The aftermath of the ‘60s caused turmoil for many who’d flocked to Hollywood in pursuit of their dreams, as they were used to a life where fame was always within arms reach. There was always a party to go to and a celebrity hanging out at the club around the corner. Once that lifestyle started catching up with them, people began dying from drugs and depression in droves.
“What happens when the intensity and magnitude is gone from your life?” Simone asks. “What do you do? How do you fill the gaping holes? How do you go back to Kansas or Illinois and adjust to Midwestern mediocrity after the brilliance of yesterday?”

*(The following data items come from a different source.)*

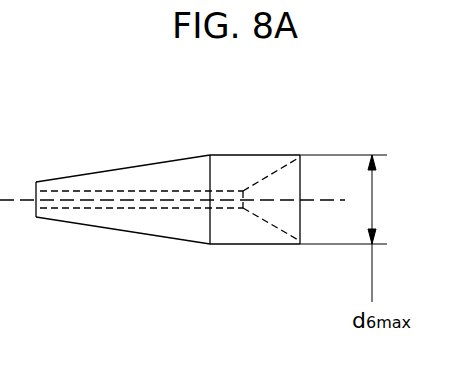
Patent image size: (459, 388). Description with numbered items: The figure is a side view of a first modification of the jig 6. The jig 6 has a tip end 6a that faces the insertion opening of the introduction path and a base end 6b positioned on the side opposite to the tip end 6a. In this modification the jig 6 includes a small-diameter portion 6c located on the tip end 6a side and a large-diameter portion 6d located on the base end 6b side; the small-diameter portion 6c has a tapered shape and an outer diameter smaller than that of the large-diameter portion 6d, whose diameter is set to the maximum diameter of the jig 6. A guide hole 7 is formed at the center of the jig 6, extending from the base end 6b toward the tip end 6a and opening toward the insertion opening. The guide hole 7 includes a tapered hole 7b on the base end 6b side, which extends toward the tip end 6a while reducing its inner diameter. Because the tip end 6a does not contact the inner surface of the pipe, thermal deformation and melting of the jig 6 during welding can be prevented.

The jig 6 is at (169, 196).
The tip end 6a is at (36, 217).
The base end 6b is at (300, 226).
The small-diameter portion 6c is at (131, 168).
The large-diameter portion 6d is at (241, 155).
The guide hole 7 is at (110, 192).
The tapered hole 7b is at (272, 222).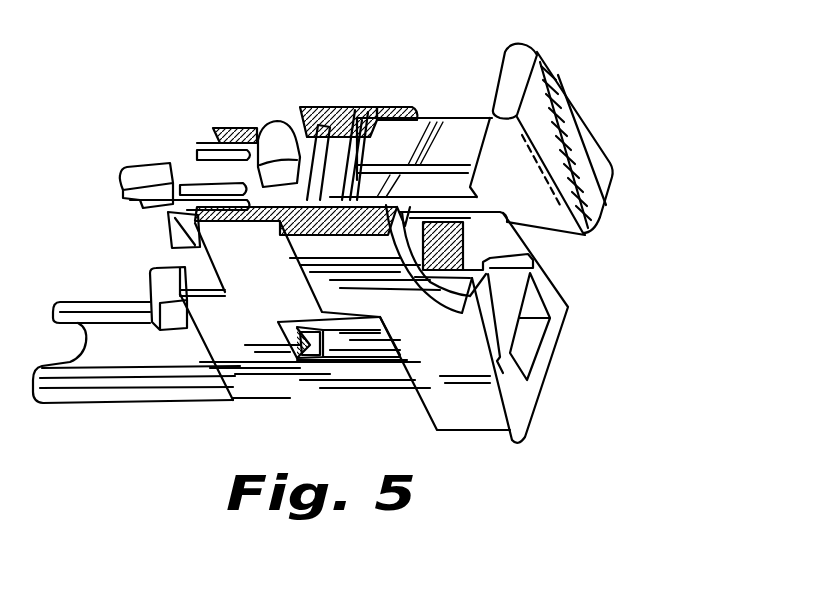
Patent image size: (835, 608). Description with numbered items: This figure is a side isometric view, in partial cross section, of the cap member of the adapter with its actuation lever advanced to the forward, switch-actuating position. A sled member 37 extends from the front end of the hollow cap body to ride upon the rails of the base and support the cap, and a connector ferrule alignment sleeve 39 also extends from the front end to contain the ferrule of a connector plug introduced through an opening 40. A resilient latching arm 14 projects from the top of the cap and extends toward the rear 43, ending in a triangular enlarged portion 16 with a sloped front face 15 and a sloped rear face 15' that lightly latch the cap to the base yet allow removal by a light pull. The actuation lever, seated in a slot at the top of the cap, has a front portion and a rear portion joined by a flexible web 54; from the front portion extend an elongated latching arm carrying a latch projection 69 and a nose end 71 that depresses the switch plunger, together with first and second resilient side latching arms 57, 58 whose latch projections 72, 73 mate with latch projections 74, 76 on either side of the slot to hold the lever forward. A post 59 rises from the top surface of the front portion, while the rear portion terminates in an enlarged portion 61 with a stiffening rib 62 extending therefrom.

The latching arm 14 is at (353, 343).
The sloped front face 15 is at (268, 387).
The sloped rear face 15' is at (361, 400).
The enlarged portion 16 is at (300, 322).
The sled member 37 is at (138, 390).
The connector ferrule alignment sleeve 39 is at (160, 293).
The opening 40 is at (487, 243).
The rear 43 is at (537, 413).
The flexible web 54 is at (357, 133).
The first side latching arm 57 is at (198, 153).
The second side latching arm 58 is at (200, 187).
The post 59 is at (293, 130).
The enlarged portion 61 is at (570, 100).
The stiffening rib 62 is at (453, 117).
The latch projection 69 is at (130, 207).
The nose end 71 is at (123, 178).
The latch projection 72 is at (200, 147).
The latch projection 73 is at (167, 228).
The latch projection 74 is at (280, 133).
The latch projection 76 is at (227, 225).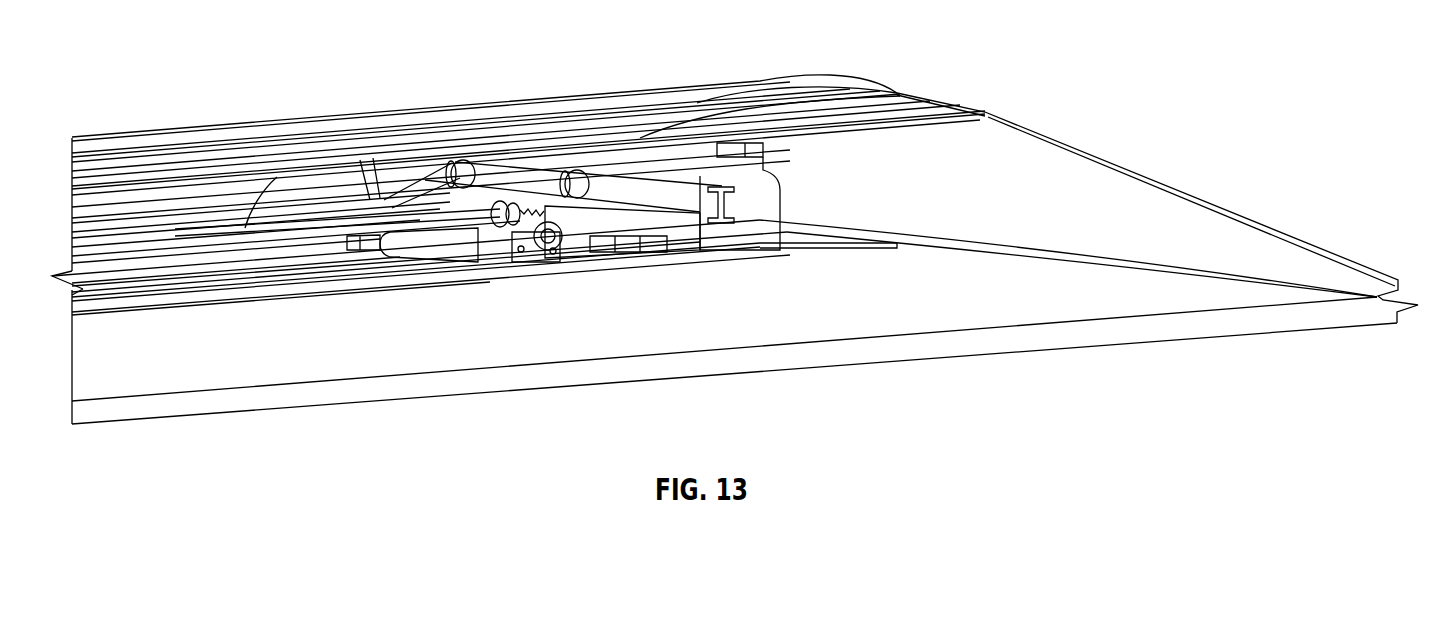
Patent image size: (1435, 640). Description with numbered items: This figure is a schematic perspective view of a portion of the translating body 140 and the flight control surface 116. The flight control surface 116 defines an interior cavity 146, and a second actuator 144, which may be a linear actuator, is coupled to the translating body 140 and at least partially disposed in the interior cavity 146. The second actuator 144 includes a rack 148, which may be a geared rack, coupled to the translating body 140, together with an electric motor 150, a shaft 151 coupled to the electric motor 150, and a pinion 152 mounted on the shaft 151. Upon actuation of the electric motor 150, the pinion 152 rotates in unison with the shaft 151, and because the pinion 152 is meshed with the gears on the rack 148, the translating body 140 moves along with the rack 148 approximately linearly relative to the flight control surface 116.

The flight control surface 116 is at (1213, 190).
The translating body 140 is at (775, 76).
The second actuator 144 is at (566, 276).
The interior cavity 146 is at (1013, 193).
The rack 148 is at (623, 192).
The electric motor 150 is at (642, 235).
The shaft 151 is at (229, 235).
The pinion 152 is at (533, 243).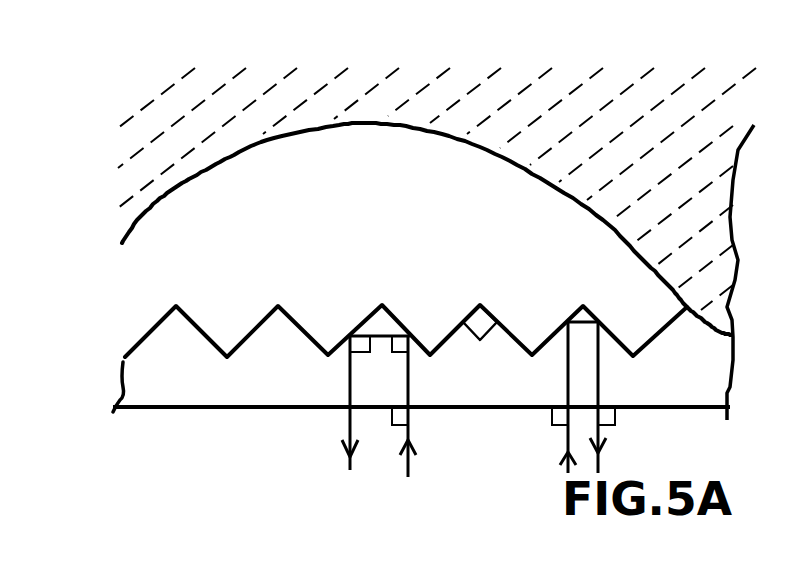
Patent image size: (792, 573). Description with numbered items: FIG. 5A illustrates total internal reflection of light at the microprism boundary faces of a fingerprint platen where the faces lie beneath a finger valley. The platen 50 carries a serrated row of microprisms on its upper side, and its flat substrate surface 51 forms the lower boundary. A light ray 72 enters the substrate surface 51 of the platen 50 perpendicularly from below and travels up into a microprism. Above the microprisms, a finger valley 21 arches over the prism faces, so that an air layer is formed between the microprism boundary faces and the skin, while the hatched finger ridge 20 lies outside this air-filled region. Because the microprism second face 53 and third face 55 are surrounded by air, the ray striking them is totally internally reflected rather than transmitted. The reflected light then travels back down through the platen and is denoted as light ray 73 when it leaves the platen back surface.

The finger ridge 20 is at (613, 172).
The finger valley 21 is at (261, 217).
The platen 50 is at (289, 386).
The substrate surface 51 is at (252, 415).
The microprism second face 53 is at (402, 323).
The microprism third face 55 is at (355, 332).
The light ray 72 is at (410, 462).
The light ray 73 is at (347, 422).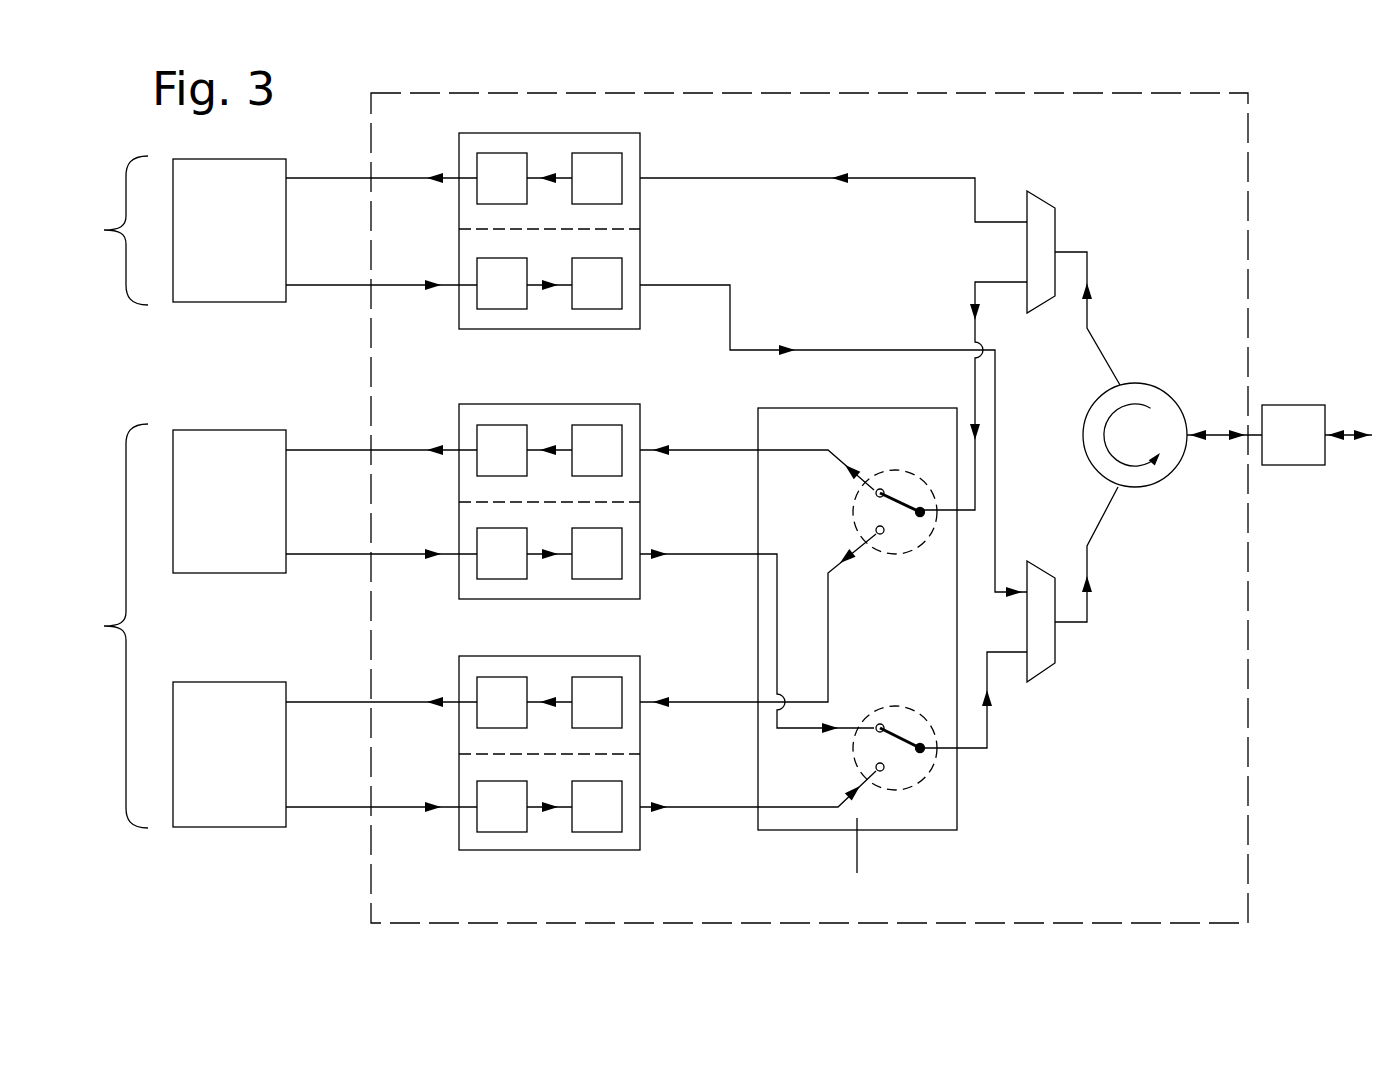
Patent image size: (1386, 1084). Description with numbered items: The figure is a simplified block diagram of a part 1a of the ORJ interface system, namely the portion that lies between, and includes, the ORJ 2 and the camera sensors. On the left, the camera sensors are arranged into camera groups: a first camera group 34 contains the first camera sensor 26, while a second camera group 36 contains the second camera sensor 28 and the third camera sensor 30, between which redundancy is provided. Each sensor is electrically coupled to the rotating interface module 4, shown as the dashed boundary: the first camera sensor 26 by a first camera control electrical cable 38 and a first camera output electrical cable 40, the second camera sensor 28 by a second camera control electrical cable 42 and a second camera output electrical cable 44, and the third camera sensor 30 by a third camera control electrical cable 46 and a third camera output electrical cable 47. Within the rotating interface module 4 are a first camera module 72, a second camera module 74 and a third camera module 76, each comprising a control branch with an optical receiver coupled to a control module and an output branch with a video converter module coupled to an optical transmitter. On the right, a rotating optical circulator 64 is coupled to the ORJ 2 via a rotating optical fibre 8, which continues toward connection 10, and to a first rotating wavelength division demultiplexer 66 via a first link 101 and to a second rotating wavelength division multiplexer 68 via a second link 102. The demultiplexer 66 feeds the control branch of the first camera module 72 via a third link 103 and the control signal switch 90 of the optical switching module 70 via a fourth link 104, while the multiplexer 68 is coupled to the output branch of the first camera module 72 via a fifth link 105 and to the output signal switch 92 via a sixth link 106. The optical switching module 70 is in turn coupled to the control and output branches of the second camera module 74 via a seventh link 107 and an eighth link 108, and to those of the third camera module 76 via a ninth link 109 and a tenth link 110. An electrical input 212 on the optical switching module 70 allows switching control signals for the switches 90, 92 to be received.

The part of the ORJ interface system 1a is at (1300, 140).
The ORJ 2 is at (1285, 449).
The rotating interface module 4 is at (1248, 218).
The rotating optical fibre 8 is at (1213, 442).
The antenna connection 10 is at (1378, 412).
The first camera sensor 26 is at (214, 246).
The second camera sensor 28 is at (214, 515).
The third camera sensor 30 is at (214, 768).
The first camera group 34 is at (109, 230).
The second camera group 36 is at (109, 626).
The first camera control electrical cable 38 is at (338, 176).
The first camera output electrical cable 40 is at (327, 287).
The second camera control electrical cable 42 is at (320, 448).
The second camera output electrical cable 44 is at (322, 556).
The third camera control electrical cable 46 is at (328, 702).
The third camera output electrical cable 47 is at (315, 809).
The rotating optical circulator 64 is at (1152, 406).
The first rotating wavelength division multiplexer-demultiplexer 66 is at (1040, 213).
The second rotating wavelength division multiplexer-demultiplexer 68 is at (1040, 645).
The optical switching module 70 is at (958, 798).
The first camera module 72 is at (520, 330).
The second camera module 74 is at (568, 404).
The third camera module 76 is at (459, 678).
The control signal switch 90 is at (887, 540).
The output signal switch 92 is at (912, 712).
The first link 101 is at (1093, 263).
The second link 102 is at (1090, 600).
The third link 103 is at (772, 178).
The fourth link 104 is at (973, 290).
The fifth link 105 is at (853, 350).
The sixth link 106 is at (990, 745).
The seventh link 107 is at (706, 449).
The eighth link 108 is at (700, 558).
The ninth link 109 is at (710, 702).
The tenth link 110 is at (700, 812).
The electrical input 212 is at (857, 858).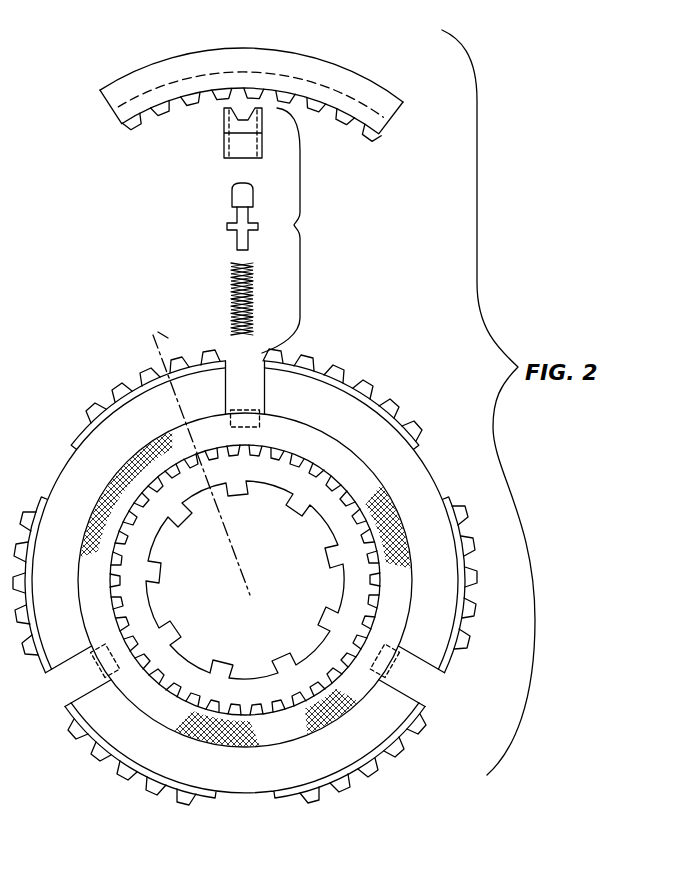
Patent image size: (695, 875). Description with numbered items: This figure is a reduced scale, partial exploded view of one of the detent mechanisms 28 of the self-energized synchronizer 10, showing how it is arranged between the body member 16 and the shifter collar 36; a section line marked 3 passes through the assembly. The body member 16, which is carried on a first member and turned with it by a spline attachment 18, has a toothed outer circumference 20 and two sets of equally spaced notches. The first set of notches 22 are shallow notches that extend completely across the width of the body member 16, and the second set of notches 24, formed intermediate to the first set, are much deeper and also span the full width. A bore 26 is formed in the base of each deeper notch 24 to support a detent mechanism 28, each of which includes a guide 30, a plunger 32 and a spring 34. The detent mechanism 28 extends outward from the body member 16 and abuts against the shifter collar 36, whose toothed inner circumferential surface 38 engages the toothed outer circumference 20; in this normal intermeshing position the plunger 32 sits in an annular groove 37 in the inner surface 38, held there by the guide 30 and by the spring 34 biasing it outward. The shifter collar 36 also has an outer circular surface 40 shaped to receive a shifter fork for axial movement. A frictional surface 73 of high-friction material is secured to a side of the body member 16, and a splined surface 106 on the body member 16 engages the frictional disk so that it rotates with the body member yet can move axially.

The self-energized synchronizer 10 is at (381, 326).
The body member 16 is at (386, 450).
The spline attachment 18 is at (304, 516).
The toothed outer circumference 20 is at (397, 402).
The first set of notches 22 is at (70, 454).
The second set of notches 24 is at (289, 341).
The bore 26 is at (233, 410).
The detent mechanism 28 is at (301, 230).
The guide 30 is at (225, 123).
The plunger 32 is at (232, 196).
The spring 34 is at (230, 268).
The shifter collar 36 is at (368, 74).
The annular groove 37 is at (197, 84).
The toothed inner circumferential surface 38 is at (345, 127).
The outer circular surface 40 is at (305, 56).
The frictional surface 73 is at (395, 593).
The splined surface 106 is at (280, 448).
The section line 3- 3 is at (146, 345).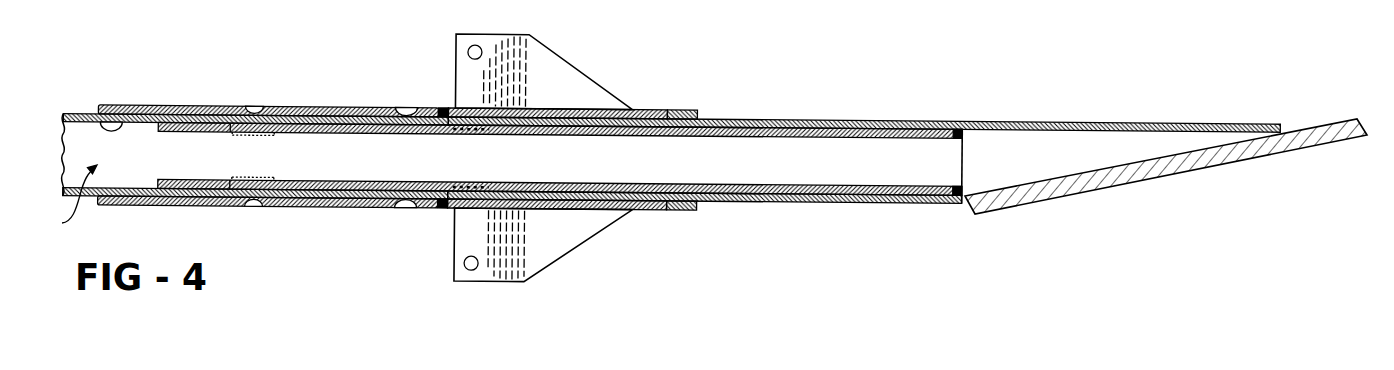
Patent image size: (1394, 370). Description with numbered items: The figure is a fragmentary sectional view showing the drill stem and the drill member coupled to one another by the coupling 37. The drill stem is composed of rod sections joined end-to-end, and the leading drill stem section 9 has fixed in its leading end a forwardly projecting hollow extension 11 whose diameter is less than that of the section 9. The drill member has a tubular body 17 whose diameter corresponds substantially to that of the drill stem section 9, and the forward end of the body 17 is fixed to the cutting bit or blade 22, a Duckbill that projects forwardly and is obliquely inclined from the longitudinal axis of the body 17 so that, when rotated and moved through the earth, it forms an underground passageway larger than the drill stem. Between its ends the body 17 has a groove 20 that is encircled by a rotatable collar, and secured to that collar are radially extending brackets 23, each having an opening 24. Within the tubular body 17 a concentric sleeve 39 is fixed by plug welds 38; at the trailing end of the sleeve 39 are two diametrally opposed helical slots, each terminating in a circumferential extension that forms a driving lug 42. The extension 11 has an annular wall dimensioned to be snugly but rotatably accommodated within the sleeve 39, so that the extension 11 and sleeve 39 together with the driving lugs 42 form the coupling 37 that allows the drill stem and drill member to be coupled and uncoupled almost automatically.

It may have taken a while, but Simone eventually figured things out. In 1994, she moved to Nashville as an aspiring songwriter where she got a job in a health food store. There, she had access to nutritional books and supplements that helped her to improve her mental health, ultimately ending her extended hangover. She continued to write music after her retirement and passed away in 2016.

Despite the anguish it caused her, it’s clear through her writing that Simone had many fond memories of her time on the Sunset Strip. Her touching tribute to her companions not only sheds light on the importance of this period in history but also flawlessly expresses the weightlessness of presumed immortality we only get to enjoy in our youth. She writes:
“The Hollywood crowd played a distinct role in historical road-paving in the ‘60s. We were first at everything! Our intense behavior and radical thinking created a deluge of brain waves that washed across the nation drenching millions of other young minds in our electrifying incredible music…Still is!
“So who were these mad mortal forces? I’m sure of one thing. We were a distinct rare breed and there will never be another group like us. Youth and fearlessness, brazen curiosity, dreams and aspirations; these things are certain in every generation, but in the ‘60’s, on the Sunset Strip in Hollywood, these passions were magnified in the lights, the money, the music and the drugs; amplified in a noble velocity–honorable and glorious, on a day to day basis. Our feet never touched the ground! Living in suspension several feet above the earth was normal to us. Mind-blowing incredible events happened every day.”